他們三人占了一個床鋪,還有一個床鋪,是空的,但為了不引起懷疑,顧凌晨竟然還從他的行李包中掏出一個東西。
然後開始充氣。
葉紅魚見狀,滿頭的黑線。
這家伙,隨身竟然帶了一個簡易型的塑膠充氣美女。
這會充氣完畢之後,原本軟塌塌的一堆橡膠,轉眼就變成了一個身材不錯的橡膠美女。
顧凌晨又從隨身所帶的包裡面拿出一個假發,戴在這橡膠美女的身上。
說完後,他自顧自地爬上來,將那橡膠美女,往隔壁那張空床上一放,為對方蓋上被子,讓對方背對著包廂門躺著。
還別說,經過這麼一偽裝,要是此時有人推開包廂門的話,只會看到這包廂裡四個鋪位都占滿了。
絕不會想到,有一個橡膠美女占了一個鋪位。
顧惜朝此時坐在下鋪,拿著電腦,這個電腦系統入侵的是這輛火車在過道上的各個攝像頭,看是否有可疑人物出現。
葉紅魚現在還沒有上鋪,就緊坐他身邊,也一起觀看他手中的錄像畫面。
就在這時,顧惜朝身上的衛星電話開始震動。
他示意她取出電話接聽一下。
葉紅魚伸手,從他的衣兜中將電話拿起來。
一個陌生的電話。
“喂?”她換了一種語音,盡量讓她的聲音聽起來是一個中年婦女的聲音。
“調查人?”
“啥?”
“告訴顧,至少有三個人上了你們這趟火車。他們的證件顯示,是某國駐s市領事館成員。
他們中至少有一人是間諜或者特工。”
“你是?”
“懲罰者。”對話說完,就掛斷了電話。
電話本就放在兩人的耳邊,她相信,顧惜朝也聽到了。
顧惜朝聞言,沒有多說什麼,只是若有所思。
也就在這時,監控的畫面突然出現一對男女。
這對男女從外形上來看,並不像夫妻,反而像一對父女。
男的身材高大,有灰色的頭發和灰色的眼睛。女的身材比較豐滿,同樣也有灰色的頭發和眼睛。

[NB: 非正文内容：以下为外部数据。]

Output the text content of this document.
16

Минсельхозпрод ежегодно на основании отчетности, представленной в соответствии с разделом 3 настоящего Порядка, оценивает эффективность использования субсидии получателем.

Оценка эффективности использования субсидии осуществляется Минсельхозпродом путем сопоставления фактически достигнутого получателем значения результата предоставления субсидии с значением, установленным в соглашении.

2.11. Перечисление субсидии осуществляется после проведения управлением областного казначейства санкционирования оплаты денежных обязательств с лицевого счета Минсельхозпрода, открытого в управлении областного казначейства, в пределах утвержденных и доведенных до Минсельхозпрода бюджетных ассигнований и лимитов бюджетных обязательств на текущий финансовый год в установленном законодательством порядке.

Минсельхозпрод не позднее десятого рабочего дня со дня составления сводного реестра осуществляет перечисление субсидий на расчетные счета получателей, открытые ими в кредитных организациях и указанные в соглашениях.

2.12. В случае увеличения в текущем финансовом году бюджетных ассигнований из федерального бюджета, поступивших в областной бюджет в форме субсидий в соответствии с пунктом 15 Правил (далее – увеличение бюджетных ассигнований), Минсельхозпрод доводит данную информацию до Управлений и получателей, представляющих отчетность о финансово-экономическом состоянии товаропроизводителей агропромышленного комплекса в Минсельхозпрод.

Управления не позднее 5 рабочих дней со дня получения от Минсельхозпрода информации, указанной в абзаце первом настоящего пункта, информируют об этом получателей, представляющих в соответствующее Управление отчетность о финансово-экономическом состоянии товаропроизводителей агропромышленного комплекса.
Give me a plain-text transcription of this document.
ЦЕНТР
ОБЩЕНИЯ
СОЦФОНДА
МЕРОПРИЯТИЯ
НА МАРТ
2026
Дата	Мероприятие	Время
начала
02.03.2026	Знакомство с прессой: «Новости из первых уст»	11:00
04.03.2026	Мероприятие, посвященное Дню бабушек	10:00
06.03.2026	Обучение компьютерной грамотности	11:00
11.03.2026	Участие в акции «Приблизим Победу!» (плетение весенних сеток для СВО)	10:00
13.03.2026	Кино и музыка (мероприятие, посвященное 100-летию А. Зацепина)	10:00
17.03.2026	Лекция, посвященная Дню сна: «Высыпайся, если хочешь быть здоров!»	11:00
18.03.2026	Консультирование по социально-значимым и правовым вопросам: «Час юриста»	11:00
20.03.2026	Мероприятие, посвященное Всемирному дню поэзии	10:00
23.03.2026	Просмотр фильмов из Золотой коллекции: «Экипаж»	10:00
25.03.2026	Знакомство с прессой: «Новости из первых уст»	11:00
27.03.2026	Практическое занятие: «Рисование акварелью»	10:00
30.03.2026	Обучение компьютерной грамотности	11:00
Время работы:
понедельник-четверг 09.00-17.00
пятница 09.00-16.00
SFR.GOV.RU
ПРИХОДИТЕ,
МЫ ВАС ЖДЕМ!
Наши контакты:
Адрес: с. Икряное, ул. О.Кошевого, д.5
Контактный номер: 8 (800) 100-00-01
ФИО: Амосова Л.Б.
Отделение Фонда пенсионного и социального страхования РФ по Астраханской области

可從監控畫面上來看,當這兩人從過道通過時,畫面上這兩人面部的表情似乎有些僵硬,很不自然。
對善於易容的他們來說,第一時間開始懷疑起對方的身份來。
特別是對方一邊走,一邊看車票的樣子,似乎在尋找他們的位子。
葉紅魚眼珠一轉,輕聲道:“你繼續觀察,我去應付。”
說完,就走到包廂門邊站定。
而顧凌晨見狀,也知道事情不對,像猴子一樣,身子向上一翻,就翻身到了葉紅魚的那個鋪位上。
他並沒有老實地躺好,而是將頭伸過去,恰好與那橡膠美女的臉相貼,從葉紅魚這個角度看去,好像兩人在上鋪纏綿親吻似的。
看的她身子一陣惡寒。這小表弟。
就在這時,顧惜朝向她打了一個手勢。
意思是誰,那兩人這時已經來到他們的包廂門外。
當下,她頓時拿出當初走進鋼琴三班的氣勢來,一把拉開包廂的門。
看也不看一眼,胖胖的身子,就狠狠地撞向正打算拉開包廂門進來的兩人。
只這一撞,葉紅魚就知道對方不是一般人。
如果是普通人,被她這麼一撞,身子一定會向後仰,至少會退後兩步,可她撞上的這個女人,腳下卻沒有動上一步。
當下她就像女暴龍附身一般,一只手摸著自己的鼻子,一只手手指都要戳到對方的眼睛上了,口中怒罵道:“你這個女人,沒長眼嗎?站門口干嘛?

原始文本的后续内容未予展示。